At 0-2 the game felt comfortable, not something that can always be associated with Liverpool this season. However, we as Liverpool fans love ourselves some gloss. As I mentioned above, it’s idiotic leaving Mo unmarked in the penalty area. It is also idiotic to hit a poor backpass with him in the vicinity. Erik Pieters was the man to give Mo his 17th goal of the season by doing just that. Once again, I love how a goal is scored and the importance of the team role in an individual goal must be highlighted. Can won the ball well in midfield in a 50-50 duel, and his thump forward fortuitously found Salah. However, they do say fortune favours the brave so well done Emre.
After 83 minutes the game had gone – we just passed the ball around quite nicely in the knowledge that we’d dismantled a poor Stoke team without playing Coutinho and by barely playing Henderson. Rotation is something of a catch 22 for Klopp – he’s encouraged to use the squad, but maligned if he doesn’t use specific members of that squad as desired by the fans. The last week has seen the two sides of this; against Chelsea the rotation didn’t work, but against Stoke it did.
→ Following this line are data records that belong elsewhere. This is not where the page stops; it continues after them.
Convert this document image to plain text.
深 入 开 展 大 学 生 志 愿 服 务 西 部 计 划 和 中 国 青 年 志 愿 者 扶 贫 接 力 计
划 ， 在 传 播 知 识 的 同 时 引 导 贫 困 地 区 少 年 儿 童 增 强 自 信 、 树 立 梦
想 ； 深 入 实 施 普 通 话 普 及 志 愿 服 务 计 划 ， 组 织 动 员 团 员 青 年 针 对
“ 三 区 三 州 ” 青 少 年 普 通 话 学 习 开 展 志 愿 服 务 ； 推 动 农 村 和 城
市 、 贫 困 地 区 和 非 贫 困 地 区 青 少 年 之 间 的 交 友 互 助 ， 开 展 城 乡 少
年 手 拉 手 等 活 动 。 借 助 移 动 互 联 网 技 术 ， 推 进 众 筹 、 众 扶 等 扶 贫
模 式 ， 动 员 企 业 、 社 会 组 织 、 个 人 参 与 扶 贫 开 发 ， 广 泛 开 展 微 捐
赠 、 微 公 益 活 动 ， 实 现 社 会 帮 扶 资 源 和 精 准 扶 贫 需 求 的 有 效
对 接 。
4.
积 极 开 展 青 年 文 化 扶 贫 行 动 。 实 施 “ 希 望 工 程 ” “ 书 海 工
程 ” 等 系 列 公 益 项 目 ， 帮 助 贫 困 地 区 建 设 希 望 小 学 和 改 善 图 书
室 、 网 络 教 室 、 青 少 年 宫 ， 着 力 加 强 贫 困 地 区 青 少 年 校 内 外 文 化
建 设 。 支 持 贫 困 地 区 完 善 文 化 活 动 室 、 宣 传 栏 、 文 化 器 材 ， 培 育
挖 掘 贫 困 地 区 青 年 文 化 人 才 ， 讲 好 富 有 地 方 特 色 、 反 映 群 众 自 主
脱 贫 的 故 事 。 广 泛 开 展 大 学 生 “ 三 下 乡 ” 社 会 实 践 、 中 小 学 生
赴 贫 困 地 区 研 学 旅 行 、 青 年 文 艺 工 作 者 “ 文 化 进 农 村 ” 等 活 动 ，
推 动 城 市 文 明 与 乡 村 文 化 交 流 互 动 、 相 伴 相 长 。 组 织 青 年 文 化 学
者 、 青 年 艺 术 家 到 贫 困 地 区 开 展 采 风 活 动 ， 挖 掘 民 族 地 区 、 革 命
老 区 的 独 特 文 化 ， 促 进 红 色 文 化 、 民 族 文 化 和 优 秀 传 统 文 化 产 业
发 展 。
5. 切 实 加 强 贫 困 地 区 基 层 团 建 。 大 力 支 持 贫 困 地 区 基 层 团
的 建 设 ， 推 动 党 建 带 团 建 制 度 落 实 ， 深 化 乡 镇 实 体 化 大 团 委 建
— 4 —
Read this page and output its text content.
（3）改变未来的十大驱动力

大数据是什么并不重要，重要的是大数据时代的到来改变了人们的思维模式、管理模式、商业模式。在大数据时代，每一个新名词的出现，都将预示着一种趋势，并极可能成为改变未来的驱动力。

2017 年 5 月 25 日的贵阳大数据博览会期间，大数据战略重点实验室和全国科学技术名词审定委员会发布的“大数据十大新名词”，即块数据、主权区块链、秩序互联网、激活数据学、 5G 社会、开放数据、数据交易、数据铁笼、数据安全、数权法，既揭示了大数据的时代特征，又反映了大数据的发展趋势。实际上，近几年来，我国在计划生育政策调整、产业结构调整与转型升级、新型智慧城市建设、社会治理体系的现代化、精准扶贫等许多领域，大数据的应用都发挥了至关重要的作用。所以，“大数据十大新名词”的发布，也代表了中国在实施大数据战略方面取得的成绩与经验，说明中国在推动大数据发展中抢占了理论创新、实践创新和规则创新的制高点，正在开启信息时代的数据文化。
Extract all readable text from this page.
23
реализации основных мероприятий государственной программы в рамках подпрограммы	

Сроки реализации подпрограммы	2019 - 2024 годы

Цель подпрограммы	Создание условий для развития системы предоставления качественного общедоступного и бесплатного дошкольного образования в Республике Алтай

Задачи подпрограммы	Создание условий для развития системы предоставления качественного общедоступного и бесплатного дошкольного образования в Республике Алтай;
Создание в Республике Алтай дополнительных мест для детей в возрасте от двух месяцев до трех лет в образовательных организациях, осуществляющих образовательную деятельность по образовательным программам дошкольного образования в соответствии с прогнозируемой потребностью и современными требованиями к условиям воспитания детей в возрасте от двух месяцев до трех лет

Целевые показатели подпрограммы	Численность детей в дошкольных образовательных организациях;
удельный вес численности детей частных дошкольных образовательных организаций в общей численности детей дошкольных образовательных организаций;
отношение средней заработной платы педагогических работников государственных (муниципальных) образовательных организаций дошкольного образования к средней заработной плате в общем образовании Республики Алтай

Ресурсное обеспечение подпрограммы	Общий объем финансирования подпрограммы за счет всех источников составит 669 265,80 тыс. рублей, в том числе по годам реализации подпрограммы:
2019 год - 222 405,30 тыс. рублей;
Is that because Stoke are a weaker side?
Perhaps, but the greater probability is that rotation works when the correct personnel are chosen to effect it. Against Stoke, this was the case and so everyone walked away satisfied by what was gained by certain players not playing. We as fans must accept that Klopp is still learning, and while I accept the changing of personnel (within the game particularly) is Klopp’s most notable weakness, I’d also urge fans to allow him to learn. For the most part we do (although I was furious Mané wasn’t brought on against Chelsea).
The game ended with a half-empty Bet365 stadium, whether the home faithful were cold, irritated or both is anyone’s guess, but that is not our worry. Liverpool scaled the steady heights of 5th place with a clean sheet, rested players and no known injuries. The headlines write themselves, with our attacking unit never one to shy away from the glory. However, praise to the defence. Since the Tottenham debacle we have conceded two goals in the Premier League. That statistic is particularly impressive given that we have changed the centre-backs, one of whom has returned from the lowest ebb of his career to perform admirably since. We have an excitable puppy dog at left back who has also returned strongly from a disastrous night out in southern Spain. And then there is Joe Gomez. Lovely Joe. He’s future Liverpool captain. That defence doesn’t embody the concept of stability, but here we are, not conceding many goals in the Premier League.
Another game down and onto Brighton. A long away trip for the Reds to a side who have shown themselves to be no slouches this season. That said, if we can’t score past defenders named ‘Bong’ and ‘Dunk’ I begin to question everything. Up the Reds!